A uma escala maior, nos parques de Londres, este plano seria impossível de implementar sem um viveiro; isto é, aquilo de que necessitamos deveria existir em tal abundância que concretizar o tipo de características que sugerimos deveria ser fácil para o superintendente. Os hectares e mais hectares de solo negro deveriam eles próprios permitir aqui e acolá um pouco de espaço onde as muitas plantas perenes adaptadas a este tipo de jardinagem pudessem ser colocadas e reproduzidas. Isto, supondo que uma necessidade real dos jardins públicos de Londres — um amplo e bem-gerido viveiro ao ar livre — nunca será concretizada: o desperdício de ter de se comprar tudo o que é preciso — mesmo as coisas mais básicas — é um obstáculo dispendioso para os nossos jardins públicos de Londres. Deveria haver pelo menos 40 hectares de viveiros para o plantio e replantação dos parques de Londres. Da mesma maneira, também, deveria haver mão-de-obra inteligente para concretizar este plantio inteligente; e com o agora despertado gosto por alguma variedade no jardim, temos a certeza de que em poucos anos haverá uma casta de jovens inteligentes que sabem um pouco sobre as plantas que crescem nos países do Norte e cuja visão intelectual não começa e termina no canteiro debruado.
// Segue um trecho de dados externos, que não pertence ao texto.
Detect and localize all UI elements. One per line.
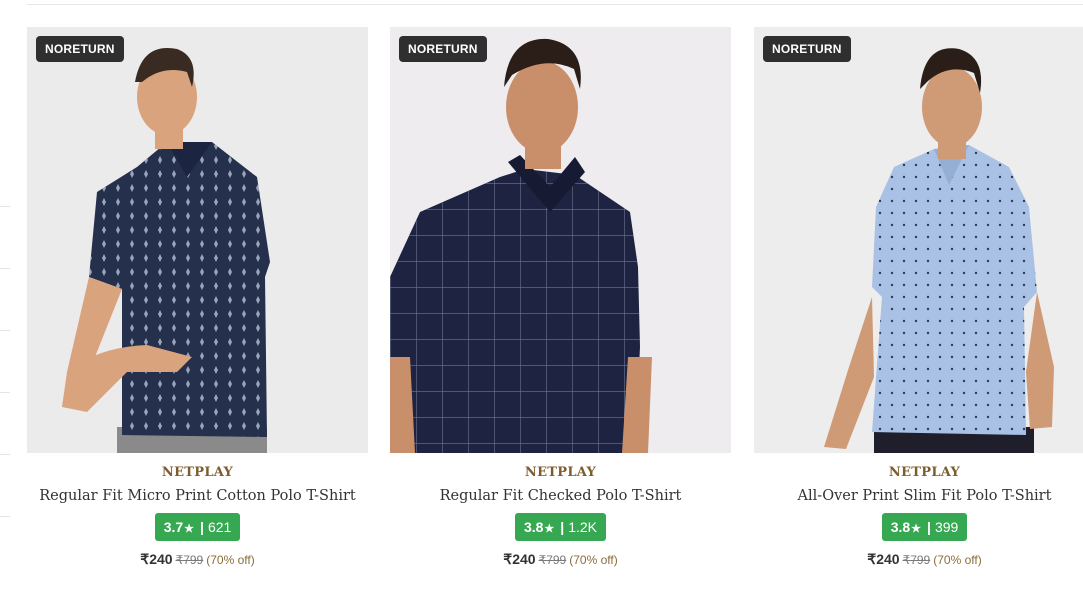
rating-value: 3.7 (163, 519, 184, 535)
discount-label: (70% off) (569, 553, 618, 567)
price-row: ₹240 ₹799 (70% off) (390, 551, 731, 568)
product-name[interactable]: Regular Fit Micro Print Cotton Polo T-Sh… (27, 488, 368, 504)
noreturn-badge: NORETURN (36, 36, 124, 62)
sale-price: ₹240 (503, 551, 536, 567)
product-brand: NETPLAY (888, 465, 961, 480)
product-brand: NETPLAY (161, 465, 234, 480)
discount-label: (70% off) (206, 553, 255, 567)
product-image[interactable]: NORETURN (390, 27, 731, 453)
price-row: ₹240 ₹799 (70% off) (754, 551, 1083, 568)
product-image[interactable]: NORETURN (754, 27, 1083, 453)
model-photo (62, 47, 270, 453)
rating-badge: 3.7★ | 621 (154, 513, 241, 541)
top-divider (27, 4, 1083, 5)
product-card[interactable]: NORETURN NETPLAY Regular Fit Micro Print… (27, 27, 368, 568)
star-icon: ★ (911, 523, 922, 535)
price-row: ₹240 ₹799 (70% off) (27, 551, 368, 568)
product-card[interactable]: NORETURN NETPLAY All-Over Print Slim Fit… (754, 27, 1083, 568)
model-photo (824, 48, 1054, 453)
noreturn-badge: NORETURN (763, 36, 851, 62)
rating-value: 3.8 (890, 519, 911, 535)
product-brand: NETPLAY (524, 465, 597, 480)
discount-label: (70% off) (933, 553, 982, 567)
product-image[interactable]: NORETURN (27, 27, 368, 453)
model-photo (390, 38, 652, 453)
original-price: ₹799 (175, 553, 204, 567)
original-price: ₹799 (538, 553, 567, 567)
rating-count: 621 (207, 519, 232, 535)
rating-value: 3.8 (523, 519, 544, 535)
original-price: ₹799 (902, 553, 931, 567)
rating-count: 1.2K (568, 519, 598, 535)
star-icon: ★ (544, 523, 555, 535)
left-scroll-edge (0, 0, 10, 589)
product-name[interactable]: Regular Fit Checked Polo T-Shirt (390, 488, 731, 504)
sale-price: ₹240 (867, 551, 900, 567)
sale-price: ₹240 (140, 551, 173, 567)
rating-count: 399 (934, 519, 959, 535)
product-card[interactable]: NORETURN NETPLAY Regular Fit Checked Pol… (390, 27, 731, 568)
rating-badge: 3.8★ | 1.2K (514, 513, 607, 541)
product-name[interactable]: All-Over Print Slim Fit Polo T-Shirt (754, 488, 1083, 504)
noreturn-badge: NORETURN (399, 36, 487, 62)
star-icon: ★ (184, 523, 195, 535)
rating-badge: 3.8★ | 399 (881, 513, 968, 541)
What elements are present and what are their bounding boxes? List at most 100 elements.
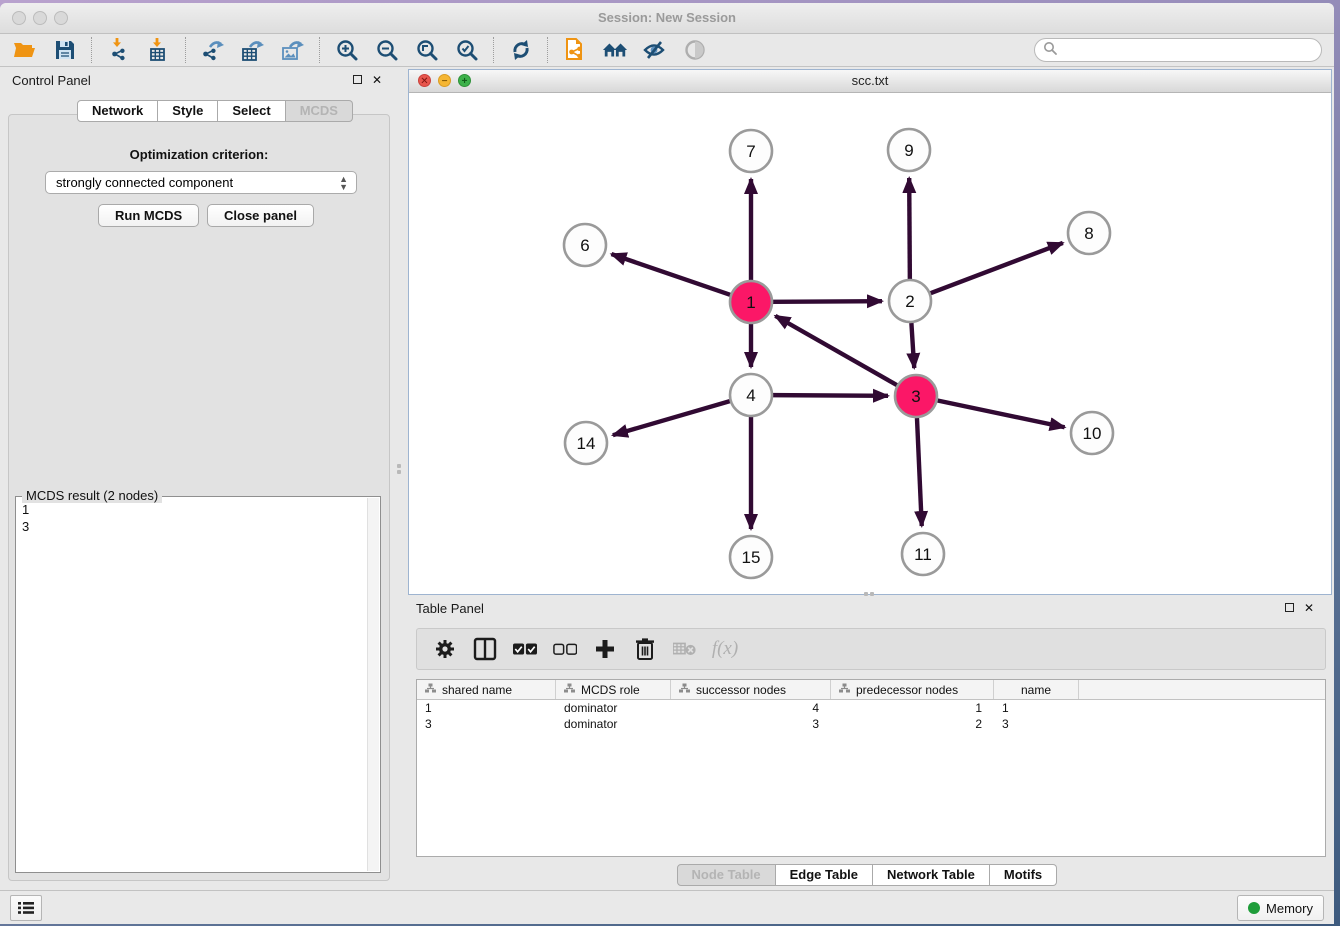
table-row-2[interactable]: 3dominator323 (417, 716, 1325, 732)
tab-style[interactable]: Style (158, 100, 218, 122)
tab-network-table[interactable]: Network Table (873, 864, 990, 886)
node-4[interactable]: 4 (730, 374, 772, 416)
node-table-body: 1dominator4113dominator323 (417, 700, 1325, 732)
table-float-icon[interactable] (1285, 603, 1294, 612)
toolbar-group (549, 37, 721, 63)
result-scrollbar[interactable] (367, 498, 379, 871)
float-panel-icon[interactable] (353, 75, 362, 84)
sort-tree-icon (425, 683, 436, 697)
unselect-all-icon[interactable] (553, 637, 577, 661)
cell-name[interactable]: 1 (994, 701, 1079, 715)
cell-MCDS-role[interactable]: dominator (556, 701, 671, 715)
node-2[interactable]: 2 (889, 280, 931, 322)
open-session-icon[interactable] (12, 37, 38, 63)
home-icon[interactable] (602, 37, 628, 63)
tab-select[interactable]: Select (218, 100, 285, 122)
column-header-shared-name[interactable]: shared name (417, 680, 556, 699)
tab-mcds[interactable]: MCDS (286, 100, 353, 122)
save-session-icon[interactable] (52, 37, 78, 63)
node-14[interactable]: 14 (565, 422, 607, 464)
cell-shared-name[interactable]: 1 (417, 701, 556, 715)
tab-node-table[interactable]: Node Table (677, 864, 776, 886)
node-3[interactable]: 3 (895, 375, 937, 417)
column-header-MCDS-role[interactable]: MCDS role (556, 680, 671, 699)
delete-table-icon[interactable] (673, 637, 697, 661)
memory-button[interactable]: Memory (1237, 895, 1324, 921)
column-header-name[interactable]: name (994, 680, 1079, 699)
list-icon (18, 901, 34, 915)
edge-1-6[interactable] (611, 254, 730, 295)
cell-successor-nodes[interactable]: 3 (671, 717, 831, 731)
edge-3-11[interactable] (917, 418, 922, 526)
edge-2-3[interactable] (911, 323, 914, 368)
node-9[interactable]: 9 (888, 129, 930, 171)
zoom-out-icon[interactable] (374, 37, 400, 63)
node-10[interactable]: 10 (1071, 412, 1113, 454)
toolbar-group (495, 37, 547, 63)
edge-4-14[interactable] (613, 401, 730, 435)
cell-name[interactable]: 3 (994, 717, 1079, 731)
node-15[interactable]: 15 (730, 536, 772, 578)
network-window-title: scc.txt (409, 73, 1331, 88)
cell-predecessor-nodes[interactable]: 2 (831, 717, 994, 731)
task-history-button[interactable] (10, 895, 42, 921)
add-column-icon[interactable] (593, 637, 617, 661)
tab-edge-table[interactable]: Edge Table (776, 864, 873, 886)
clone-network-icon[interactable] (562, 37, 588, 63)
network-canvas[interactable]: 7 9 6 8 1 2 4 3 14 10 15 11 (409, 93, 1331, 595)
node-label: 14 (577, 434, 596, 453)
node-11[interactable]: 11 (902, 533, 944, 575)
export-image-icon[interactable] (280, 37, 306, 63)
cell-MCDS-role[interactable]: dominator (556, 717, 671, 731)
mcds-result-title: MCDS result (2 nodes) (22, 488, 162, 503)
edge-4-3[interactable] (773, 395, 888, 396)
columns-icon[interactable] (473, 637, 497, 661)
status-bar: Memory (0, 890, 1334, 924)
node-7[interactable]: 7 (730, 130, 772, 172)
search-input[interactable] (1057, 40, 1321, 60)
export-table-icon[interactable] (240, 37, 266, 63)
import-network-icon[interactable] (106, 37, 132, 63)
node-label: 15 (742, 548, 761, 567)
cell-shared-name[interactable]: 3 (417, 717, 556, 731)
style-visibility-icon[interactable] (642, 37, 668, 63)
delete-column-icon[interactable] (633, 637, 657, 661)
cell-predecessor-nodes[interactable]: 1 (831, 701, 994, 715)
network-window-titlebar[interactable]: ✕ − + scc.txt (409, 70, 1331, 93)
node-8[interactable]: 8 (1068, 212, 1110, 254)
cell-successor-nodes[interactable]: 4 (671, 701, 831, 715)
edge-3-1[interactable] (775, 316, 897, 385)
edge-2-8[interactable] (931, 243, 1063, 293)
edge-1-2[interactable] (773, 301, 882, 302)
column-header-successor-nodes[interactable]: successor nodes (671, 680, 831, 699)
function-builder-icon[interactable]: f(x) (713, 637, 737, 661)
export-network-icon[interactable] (200, 37, 226, 63)
memory-status-icon (1248, 902, 1260, 914)
edge-2-9[interactable] (909, 178, 910, 279)
search-box[interactable] (1034, 38, 1322, 62)
gear-icon[interactable] (433, 637, 457, 661)
node-1[interactable]: 1 (730, 281, 772, 323)
run-mcds-button[interactable]: Run MCDS (98, 204, 199, 227)
main-toolbar (0, 34, 1334, 67)
tab-motifs[interactable]: Motifs (990, 864, 1057, 886)
close-panel-button[interactable]: Close panel (207, 204, 314, 227)
node-6[interactable]: 6 (564, 224, 606, 266)
criterion-dropdown[interactable]: strongly connected component ▲▼ (45, 171, 357, 194)
zoom-in-icon[interactable] (334, 37, 360, 63)
column-header-predecessor-nodes[interactable]: predecessor nodes (831, 680, 994, 699)
vertical-splitter-handle[interactable] (396, 458, 402, 480)
close-panel-icon[interactable]: ✕ (372, 73, 382, 87)
zoom-fit-icon[interactable] (414, 37, 440, 63)
table-close-icon[interactable]: ✕ (1304, 601, 1314, 615)
table-row-1[interactable]: 1dominator411 (417, 700, 1325, 716)
mcds-result-text[interactable]: 1 3 (22, 501, 380, 535)
import-table-icon[interactable] (146, 37, 172, 63)
column-label: successor nodes (696, 683, 786, 697)
edge-3-10[interactable] (938, 401, 1065, 428)
refresh-layout-icon[interactable] (508, 37, 534, 63)
tab-network[interactable]: Network (77, 100, 158, 122)
show-hide-icon[interactable] (682, 37, 708, 63)
select-all-icon[interactable] (513, 637, 537, 661)
zoom-selected-icon[interactable] (454, 37, 480, 63)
O tratamento da margem da mata é um ponto muito importante aqui. Actualmente é rígido — os arbustos e as árvores podadas e um canteiro desagradável a percorrê-la a direito, talvez mesmo com um rebordo em tijolo. Bem, a forma correcta é ter uma margem fragmentada, deixar os arbustos entrarem e saírem por si e permitir que formem eles a margem; deixem-nos chegar de facto ao chão, não retesados, e aqui e ali expandirem-se para lá da fronteira comum, num pequeno aglomerado. Acabe-se de vez com os montes de alfena atrofiada e de loureiro podado e deixe-se que a erva cresça entre um grupo de boas árvores onde estas estejam. Esta mesma erva pode ser salpicada na Primavera por campânulas e flores primaveris; na verdade, nada seria mais fácil para uma pessoa inteligente, que conhecesse e se preocupasse com as árvores e com os arbustos, do que mudar a monótona parede da mata no mais encantador jardim ao ar-livre; abundante de vida encantadora, dos pendões vermelhos dos bordos mais altos às flores na erva para as crianças.

Colónia de flocos de neve de Verão na margem de uma mata de arbustos.

Colónia de flocos de neve de Verão na margem de uma mata de arbustos.

* Tradução de Telmo Rodrigues do Capítulo XIII de The Wild Garden (William Robinson, 1883).